Mango Lime Breakfast Parfaits
Updated: Oct 27
I'm always looking for ways to spice up my breakfast/snack game. I think these parfaits fit the bill perfectly. Mangoes are great for breakfast and a great pre-workout snack. The portability of this recipe allows you take it with you on the go, either to work or the gym!
I admit that I am obsessed with chia puddings and mango. It's hard not to make a bunch of chia puddings and/or mango recipes for this blog. I could eat both foods, together or separate, every day.
Just a few notes...
-In this recipe you will want to use coconut milk from a carton, rather than a can, because its thinner.
-If you have a texture thing with chia seeds, you can always blend the coconut lime layer in a high-speed blender until its smooth and creamy.

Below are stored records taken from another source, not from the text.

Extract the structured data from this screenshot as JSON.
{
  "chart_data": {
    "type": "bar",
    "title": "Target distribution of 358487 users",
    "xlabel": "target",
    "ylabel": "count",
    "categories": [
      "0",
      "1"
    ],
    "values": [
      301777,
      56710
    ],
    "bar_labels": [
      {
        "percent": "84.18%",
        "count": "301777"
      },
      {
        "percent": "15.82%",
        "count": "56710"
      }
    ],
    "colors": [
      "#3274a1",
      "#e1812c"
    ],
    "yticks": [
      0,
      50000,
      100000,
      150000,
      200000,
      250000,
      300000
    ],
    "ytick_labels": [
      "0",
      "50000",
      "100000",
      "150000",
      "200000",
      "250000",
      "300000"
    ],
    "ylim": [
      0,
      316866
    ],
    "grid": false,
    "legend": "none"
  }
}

-I found these releasable lids for glass mason jars that are a life changer. NO RUST!
*Please note this is an affiliate link*
Coconut Lime Layer
2 cups of coconut milk (carton)
Zest and juice of 1 large lime
4 tbsp. maple syrup
1/2 tsp vanilla extract
6 tbsp. chia seeds
5 honey mangoes (about 3.5 cups, chopped)
1 tbsp. arrowroot powder
2 tbsp. maple syrup
Combine all ingredients for the coconut lime layer in a medium bowl with a lid. Whisk ingredients together and cover. Refrigerate for at least 4 hours. If its too thin, add more chia seeds 1 tablespoon at a time and put back in the fridge for another hour.

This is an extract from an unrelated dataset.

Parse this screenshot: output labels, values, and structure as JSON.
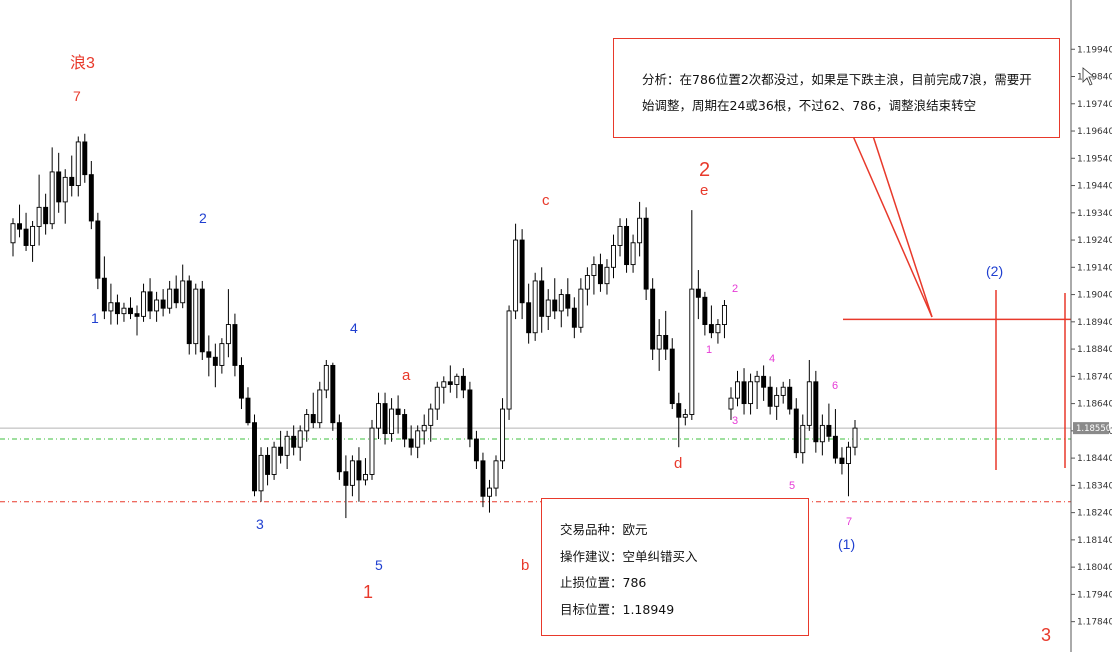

Once the coconut lime layer is ready, make the mango gelée by combining all ingredients into a high speed blender for at least 30 seconds or until smooth and creamy.
Get out 5 small mason jars with resealable lids and start the layers off with the coconut lime pudding, alternating with the mango gelée. Seal tightly and refrigerate until ready to eat.